Set this up by creating an auth key[15] for your tailnet and then putting it into a `.env` file that docker compose will source in and set as the `TS_AUTH_KEY` variable.
`.env`
TS_AUTH_KEY=tskey-auth-xxxxxxxxxxx
My tailnet uses Magic DNS[16] which sets the nameserver for all devices on a tailnet to `100.100.100.100`, but since this is a DNS server specific to a subset of systems we want to use the IP of the `dnscrypt-proxy` device instead.
After bringing up the stack with `docker compose up`, the `tailscale` container will authenticate to the tailnet and have an Tailscale IP (eg `100.112.129.40`). This IP is then added to the laptops `/etc/resolv.conf`,
nameserver 100.112.129.40 search tailnet-3831.ts.net
Tailscale will try and revert this however, so to keep the settings permanent set `/etc/resolv.conf` to immutable with `chattr +i /etc/resolv.conf`.

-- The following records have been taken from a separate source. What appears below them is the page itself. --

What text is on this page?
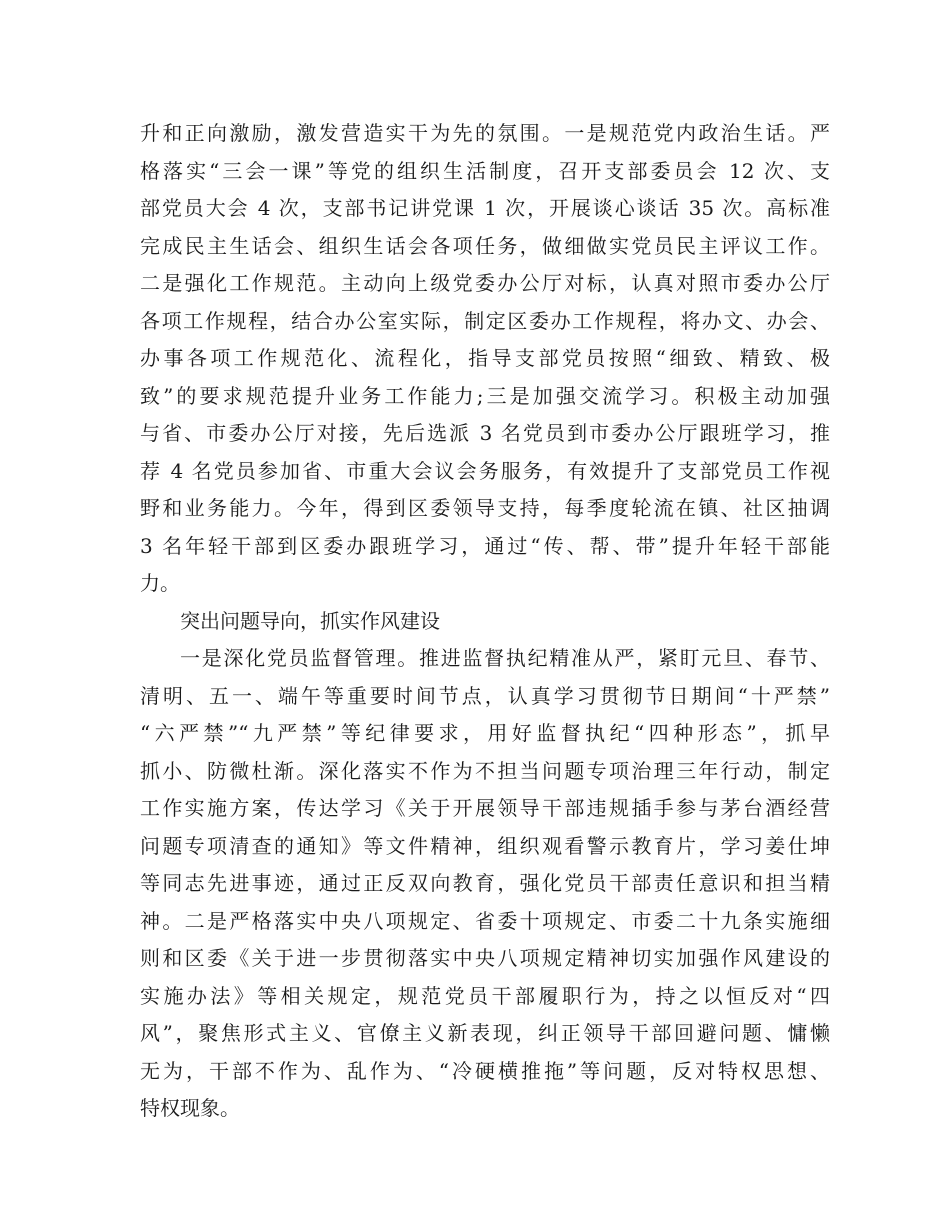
升和正向激励，激发营造实干为先的氛围。一是规范党内政治生话。严
格落实“三会一课”等党的组织生活制度，召开支部委员会 12 次、支
部党员大会 4 次，支部书记讲党课 1 次，开展谈心谈话 35 次。高标准
完成民主生话会、组织生话会各项任务，做细做实党员民主评议工作。
二是强化工作规范。主动向上级党委办公厅对标，认真对照市委办公厅
各项工作规程，结合办公室实际，制定区委办工作规程，将办文、办会、
办事各项工作规范化、流程化，指导支部党员按照“细致、精致、极
致”的要求规范提升业务工作能力;三是加强交流学习。积极主动加强
与省、市委办公厅对接，先后选派 3 名党员到市委办公厅跟班学习，推
荐 4 名党员参加省、市重大会议会务服务，有效提升了支部党员工作视
野和业务能力。今年，得到区委领导支持，每季度轮流在镇、社区抽调
3 名年轻干部到区委办跟班学习，通过“传、帮、带”提升年轻干部能
力。
突出问题导向，抓实作风建设
一是深化党员监督管理。推进监督执纪精准从严，紧盯元旦、春节、
清明、五一、端午等重要时间节点，认真学习贯彻节日期间“十严禁”
“六严禁”“九严禁”等纪律要求，用好监督执纪“四种形态”，抓早
抓小、防微杜渐。深化落实不作为不担当问题专项治理三年行动，制定
工作实施方案，传达学习《关于开展领导干部违规插手参与茅台酒经营
问题专项清查的通知》等文件精神，组织观看警示教育片，学习姜仕坤
等同志先进事迹，通过正反双向教育，强化党员干部责任意识和担当精
神。二是严格落实中央八项规定、省委十项规定、市委二十九条实施细
则和区委《关于进一步贯彻落实中央八项规定精神切实加强作风建设的
实施办法》等相关规定，规范党员干部履职行为，持之以恒反对“四
风”，聚焦形式主义、官僚主义新表现，纠正领导干部回避问题、慵懒
无为，干部不作为、乱作为、“冷硬横推拖”等问题，反对特权思想、
特权现象。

Test that DNS is working by looking for more "adult" content on youtube and it should give a message similar to "your Google workspace administrator has restricted some content".
Verify this in the container logs by doing a `dig m.youtube.com @100.76.233.91` (where the IP is your Tailscale container IP) and check the logs for messages similar to `127.0.0.1 m.youtube.com A CLOAK 0ms -`.